Johanna Stubenbrock hatte für ihre Rezitation Gedichte von Elisabeth Borchers (1926-2013) ausgewählt. Im ersten Teil waren die Stücke dem Werk "Erde" entnommen. Manchmal nur kurze, vierzeilige Gedichte, doch immer bis ins Kleinste durchgebildet, wurden von ebenso durchdachten Improvisationen Michael Links unterstrichen.

Wenn er im Anschluss an ein Gedicht über Regen durch die vielfache Wiederholung des selben Tons die Monotonie des Regens andeutet, ist das mit den Gedichten Elisabeth Borchers eine Einheit.

In einem Solotanz, zunächst ohne Musik, zeigt Johanna Stubenbrock höchste Anspannung aber auch höchsten Genuss an ästhetischer Bewegung. Die einsetzende Klavierbegleitung war fugenlos auf den Tanz abgestimmt.

In einer zweiten Folge von Gedichten Elisabeth Borchers fesselte wieder die innige Übereinstimmung zwischen Wort und Improvisation.

Zwei Stücke aus dem Zyklus "Biblischer Tanz" von Andreas Willscher wurden von Johanna Stubenbrock und Michael Link in Szene gesetzt. Im "Tanz der Schulamit" (auch Sulamit) zeigt die Tänzerin wieder höchste Anspannung, um den fremdartigen Klängen, die Link der Orgel abverlangte, gerecht zu werden. Zu bewundern ist, wie eine so stimmige Choreografie entwickelt werden kann.

Das zweite Stück des Zyklus, der "Tanz um das goldene Kalb", wies in einem dichten Klangteppich ekstatische Töne auf. Johanna Stubenbrock verstand es, die totale Hingabe an den Götzen sichtbar zu machen.

Im "Norwegischen Tanz Nr. 2" von Edvard Grieg (1843-1907) ließ der Organist die fiktiven Tänzer zuerst gemessen schreiten, dann eine fast zügellose Lebenslust an den Tag legen, um sich wieder in einen gemäßigten Reigen einzureihen.
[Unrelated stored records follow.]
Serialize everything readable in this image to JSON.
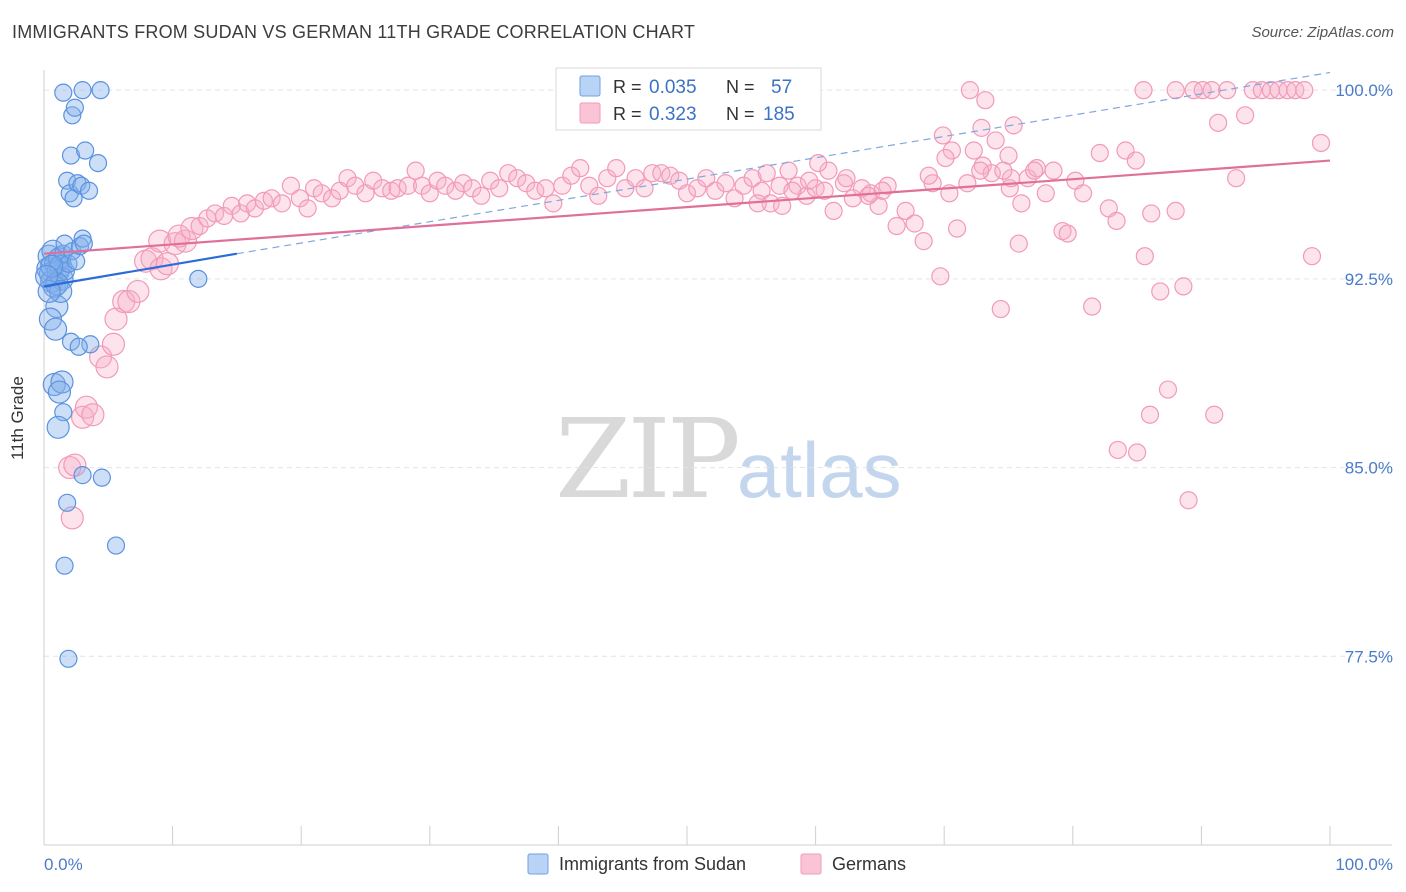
{
  "title": "IMMIGRANTS FROM SUDAN VS GERMAN 11TH GRADE CORRELATION CHART",
  "source": "Source: ZipAtlas.com",
  "watermark": {
    "a": "ZIP",
    "b": "atlas"
  },
  "chart_data": {
    "type": "scatter",
    "title": "IMMIGRANTS FROM SUDAN VS GERMAN 11TH GRADE CORRELATION CHART",
    "xlabel": "",
    "ylabel": "11th Grade",
    "xlim": [
      0,
      100
    ],
    "ylim": [
      70,
      100.8
    ],
    "x_tick_labels": [
      "0.0%",
      "100.0%"
    ],
    "y_ticks": [
      77.5,
      85.0,
      92.5,
      100.0
    ],
    "y_tick_labels": [
      "77.5%",
      "85.0%",
      "92.5%",
      "100.0%"
    ],
    "grid": true,
    "legend_position": "top-center",
    "colors": {
      "sudan": "#6fa0e6",
      "germans": "#f29ab8",
      "sudan_line": "#2b6cd6",
      "germans_line": "#e0709a"
    },
    "stats": [
      {
        "r_label": "R =",
        "r": "0.035",
        "n_label": "N =",
        "n": "57"
      },
      {
        "r_label": "R =",
        "r": "0.323",
        "n_label": "N =",
        "n": "185"
      }
    ],
    "series": [
      {
        "name": "Immigrants from Sudan",
        "trend": {
          "x": [
            0,
            15
          ],
          "y": [
            92.2,
            93.5
          ],
          "dashed_to": [
            100,
            100.7
          ]
        },
        "points": [
          [
            0.3,
            92.9
          ],
          [
            0.4,
            93.4
          ],
          [
            0.5,
            92.7
          ],
          [
            0.6,
            92.4
          ],
          [
            0.7,
            93.6
          ],
          [
            0.8,
            92.2
          ],
          [
            0.9,
            93.1
          ],
          [
            1.0,
            91.4
          ],
          [
            1.1,
            92.8
          ],
          [
            1.2,
            93.3
          ],
          [
            1.3,
            93.0
          ],
          [
            1.4,
            92.5
          ],
          [
            1.5,
            93.5
          ],
          [
            1.6,
            93.9
          ],
          [
            1.7,
            92.8
          ],
          [
            1.8,
            96.4
          ],
          [
            2.0,
            95.9
          ],
          [
            2.1,
            97.4
          ],
          [
            2.2,
            99.0
          ],
          [
            2.4,
            99.3
          ],
          [
            1.9,
            93.1
          ],
          [
            2.2,
            93.6
          ],
          [
            2.5,
            93.2
          ],
          [
            2.3,
            95.7
          ],
          [
            2.6,
            96.3
          ],
          [
            2.8,
            93.8
          ],
          [
            2.9,
            96.2
          ],
          [
            3.0,
            94.1
          ],
          [
            3.1,
            93.9
          ],
          [
            3.2,
            97.6
          ],
          [
            3.5,
            96.0
          ],
          [
            4.2,
            97.1
          ],
          [
            3.0,
            100.0
          ],
          [
            4.4,
            100.0
          ],
          [
            1.5,
            99.9
          ],
          [
            0.5,
            90.9
          ],
          [
            0.9,
            90.5
          ],
          [
            2.1,
            90.0
          ],
          [
            0.8,
            88.3
          ],
          [
            1.4,
            88.4
          ],
          [
            1.2,
            88.0
          ],
          [
            1.5,
            87.2
          ],
          [
            1.1,
            86.6
          ],
          [
            3.0,
            84.7
          ],
          [
            4.5,
            84.6
          ],
          [
            1.8,
            83.6
          ],
          [
            5.6,
            81.9
          ],
          [
            1.6,
            81.1
          ],
          [
            1.9,
            77.4
          ],
          [
            12.0,
            92.5
          ],
          [
            1.0,
            92.3
          ],
          [
            0.6,
            93.0
          ],
          [
            3.6,
            89.9
          ],
          [
            1.3,
            92.0
          ],
          [
            0.4,
            92.0
          ],
          [
            2.7,
            89.8
          ],
          [
            0.2,
            92.6
          ]
        ]
      },
      {
        "name": "Germans",
        "trend": {
          "x": [
            0,
            100
          ],
          "y": [
            93.5,
            97.2
          ]
        },
        "points": [
          [
            2.2,
            83.0
          ],
          [
            2.0,
            85.0
          ],
          [
            2.4,
            85.1
          ],
          [
            3.0,
            87.0
          ],
          [
            3.3,
            87.4
          ],
          [
            3.8,
            87.1
          ],
          [
            4.4,
            89.4
          ],
          [
            4.9,
            89.0
          ],
          [
            5.4,
            89.9
          ],
          [
            5.6,
            90.9
          ],
          [
            6.2,
            91.6
          ],
          [
            6.6,
            91.6
          ],
          [
            7.3,
            92.0
          ],
          [
            7.9,
            93.2
          ],
          [
            8.4,
            93.3
          ],
          [
            9.1,
            92.9
          ],
          [
            9.6,
            93.1
          ],
          [
            9.0,
            94.0
          ],
          [
            10.2,
            93.9
          ],
          [
            11.0,
            94.0
          ],
          [
            10.5,
            94.2
          ],
          [
            11.5,
            94.5
          ],
          [
            12.1,
            94.6
          ],
          [
            12.7,
            94.9
          ],
          [
            13.3,
            95.1
          ],
          [
            14.0,
            95.0
          ],
          [
            14.6,
            95.4
          ],
          [
            15.3,
            95.1
          ],
          [
            15.8,
            95.5
          ],
          [
            16.4,
            95.3
          ],
          [
            17.1,
            95.6
          ],
          [
            17.7,
            95.7
          ],
          [
            18.5,
            95.5
          ],
          [
            19.2,
            96.2
          ],
          [
            19.9,
            95.7
          ],
          [
            20.5,
            95.3
          ],
          [
            21.0,
            96.1
          ],
          [
            21.6,
            95.9
          ],
          [
            22.4,
            95.7
          ],
          [
            23.0,
            96.0
          ],
          [
            23.6,
            96.5
          ],
          [
            24.2,
            96.2
          ],
          [
            25.0,
            95.9
          ],
          [
            25.6,
            96.4
          ],
          [
            26.3,
            96.1
          ],
          [
            27.0,
            96.0
          ],
          [
            27.5,
            96.1
          ],
          [
            28.3,
            96.2
          ],
          [
            28.9,
            96.8
          ],
          [
            29.4,
            96.2
          ],
          [
            30.0,
            95.9
          ],
          [
            30.6,
            96.4
          ],
          [
            31.2,
            96.2
          ],
          [
            32.0,
            96.0
          ],
          [
            32.6,
            96.3
          ],
          [
            33.3,
            96.1
          ],
          [
            34.0,
            95.8
          ],
          [
            34.7,
            96.4
          ],
          [
            35.4,
            96.1
          ],
          [
            36.1,
            96.7
          ],
          [
            36.8,
            96.5
          ],
          [
            37.5,
            96.3
          ],
          [
            38.2,
            96.0
          ],
          [
            39.0,
            96.1
          ],
          [
            39.6,
            95.5
          ],
          [
            40.3,
            96.2
          ],
          [
            41.0,
            96.6
          ],
          [
            41.7,
            96.9
          ],
          [
            42.4,
            96.2
          ],
          [
            43.1,
            95.8
          ],
          [
            43.8,
            96.5
          ],
          [
            44.5,
            96.9
          ],
          [
            45.2,
            96.1
          ],
          [
            46.0,
            96.5
          ],
          [
            46.7,
            96.1
          ],
          [
            47.3,
            96.7
          ],
          [
            48.0,
            96.7
          ],
          [
            48.7,
            96.6
          ],
          [
            49.4,
            96.4
          ],
          [
            50.0,
            95.9
          ],
          [
            50.8,
            96.1
          ],
          [
            51.5,
            96.5
          ],
          [
            52.2,
            96.0
          ],
          [
            53.0,
            96.3
          ],
          [
            53.7,
            95.7
          ],
          [
            54.4,
            96.2
          ],
          [
            55.1,
            96.5
          ],
          [
            55.8,
            96.0
          ],
          [
            56.5,
            95.5
          ],
          [
            57.2,
            96.2
          ],
          [
            57.9,
            96.8
          ],
          [
            58.6,
            96.2
          ],
          [
            59.3,
            95.8
          ],
          [
            60.0,
            96.1
          ],
          [
            60.7,
            96.0
          ],
          [
            61.4,
            95.2
          ],
          [
            62.2,
            96.3
          ],
          [
            62.9,
            95.7
          ],
          [
            63.6,
            96.1
          ],
          [
            64.3,
            95.9
          ],
          [
            64.9,
            95.4
          ],
          [
            65.6,
            96.2
          ],
          [
            66.3,
            94.6
          ],
          [
            67.0,
            95.2
          ],
          [
            67.7,
            94.7
          ],
          [
            68.4,
            94.0
          ],
          [
            69.1,
            96.3
          ],
          [
            69.7,
            92.6
          ],
          [
            70.4,
            95.9
          ],
          [
            71.0,
            94.5
          ],
          [
            71.8,
            96.3
          ],
          [
            72.3,
            97.6
          ],
          [
            73.0,
            97.0
          ],
          [
            73.7,
            96.7
          ],
          [
            74.4,
            91.3
          ],
          [
            75.1,
            96.1
          ],
          [
            75.8,
            93.9
          ],
          [
            76.5,
            96.5
          ],
          [
            77.2,
            96.9
          ],
          [
            77.9,
            95.9
          ],
          [
            78.5,
            96.8
          ],
          [
            79.2,
            94.4
          ],
          [
            79.6,
            94.3
          ],
          [
            80.2,
            96.4
          ],
          [
            80.8,
            95.9
          ],
          [
            81.5,
            91.4
          ],
          [
            82.1,
            97.5
          ],
          [
            82.8,
            95.3
          ],
          [
            83.4,
            94.8
          ],
          [
            84.1,
            97.6
          ],
          [
            84.9,
            97.2
          ],
          [
            85.6,
            93.4
          ],
          [
            86.1,
            95.1
          ],
          [
            86.8,
            92.0
          ],
          [
            87.4,
            88.1
          ],
          [
            88.0,
            95.2
          ],
          [
            88.6,
            92.2
          ],
          [
            89.4,
            100.0
          ],
          [
            90.1,
            100.0
          ],
          [
            90.8,
            100.0
          ],
          [
            91.3,
            98.7
          ],
          [
            92.0,
            100.0
          ],
          [
            92.7,
            96.5
          ],
          [
            93.4,
            99.0
          ],
          [
            94.0,
            100.0
          ],
          [
            94.7,
            100.0
          ],
          [
            95.4,
            100.0
          ],
          [
            96.0,
            100.0
          ],
          [
            96.7,
            100.0
          ],
          [
            97.3,
            100.0
          ],
          [
            98.0,
            100.0
          ],
          [
            98.6,
            93.4
          ],
          [
            99.3,
            97.9
          ],
          [
            85.5,
            100.0
          ],
          [
            88.0,
            100.0
          ],
          [
            91.0,
            87.1
          ],
          [
            89.0,
            83.7
          ],
          [
            85.0,
            85.6
          ],
          [
            83.5,
            85.7
          ],
          [
            86.0,
            87.1
          ],
          [
            70.6,
            97.6
          ],
          [
            69.9,
            98.2
          ],
          [
            75.4,
            98.6
          ],
          [
            72.0,
            100.0
          ],
          [
            73.2,
            99.6
          ],
          [
            72.9,
            98.5
          ],
          [
            74.0,
            98.0
          ],
          [
            68.8,
            96.6
          ],
          [
            70.1,
            97.3
          ],
          [
            72.8,
            96.8
          ],
          [
            75.2,
            96.5
          ],
          [
            77.0,
            96.8
          ],
          [
            76.0,
            95.5
          ],
          [
            74.6,
            96.8
          ],
          [
            75.0,
            97.4
          ],
          [
            65.2,
            96.0
          ],
          [
            64.1,
            95.8
          ],
          [
            62.4,
            96.5
          ],
          [
            61.0,
            96.8
          ],
          [
            60.2,
            97.1
          ],
          [
            59.5,
            96.4
          ],
          [
            58.2,
            96.0
          ],
          [
            57.4,
            95.4
          ],
          [
            56.2,
            96.7
          ],
          [
            55.5,
            95.5
          ]
        ]
      }
    ]
  },
  "legend": [
    {
      "label": "Immigrants from Sudan"
    },
    {
      "label": "Germans"
    }
  ]
}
Ein Höhepunkt dieses Abends war die Kombination aus eingespielter Wiedergabe von "Jahreszeiten"-Texten Elisabeth Borchers’ in Kombination mit der Körpersprache Johannas Stubenbrocks.

Zum Dahinschmelzen

In diesem Zyklus "Jahreszeiten" steht unter anderem: "Es kommt eine Zeit, da nimmt’s ein böses Ende mit dem Schneemann. Er verliert seinen schwarzen Hut, er verliert seine rote Nase, und der Besen fällt ihm aus der Hand. Kleiner wird er von Tag zu Tag". Das Dahinschmelzen des Schneemannes derart in Bewegung zu fassen, war hinreißend.

Der abschließende "Blumenwalzer" aus Peter Tschaikowskis (1840-1893) "Nussknacker"-Suite, von Michael Link sorgfältig registriert und von Johanna Stubenbrock innig empfunden ins Sichtbare übersetzt, riss das Publikum zu einem Beifallsturm hin.

Xenia Werkmeister dankte Johanna Stubenbrock und Michael Link herzlich. Weiter lud sie alle ein, noch ein wenig zu bleiben, sich bei einem Getränk zu unterhalten und die sizilianischen Antipaste, die Carola und Enrico vom "La Bodega" vorbereitet hatten, zu genießen. Wahrlich ein Abend für alle Sinne.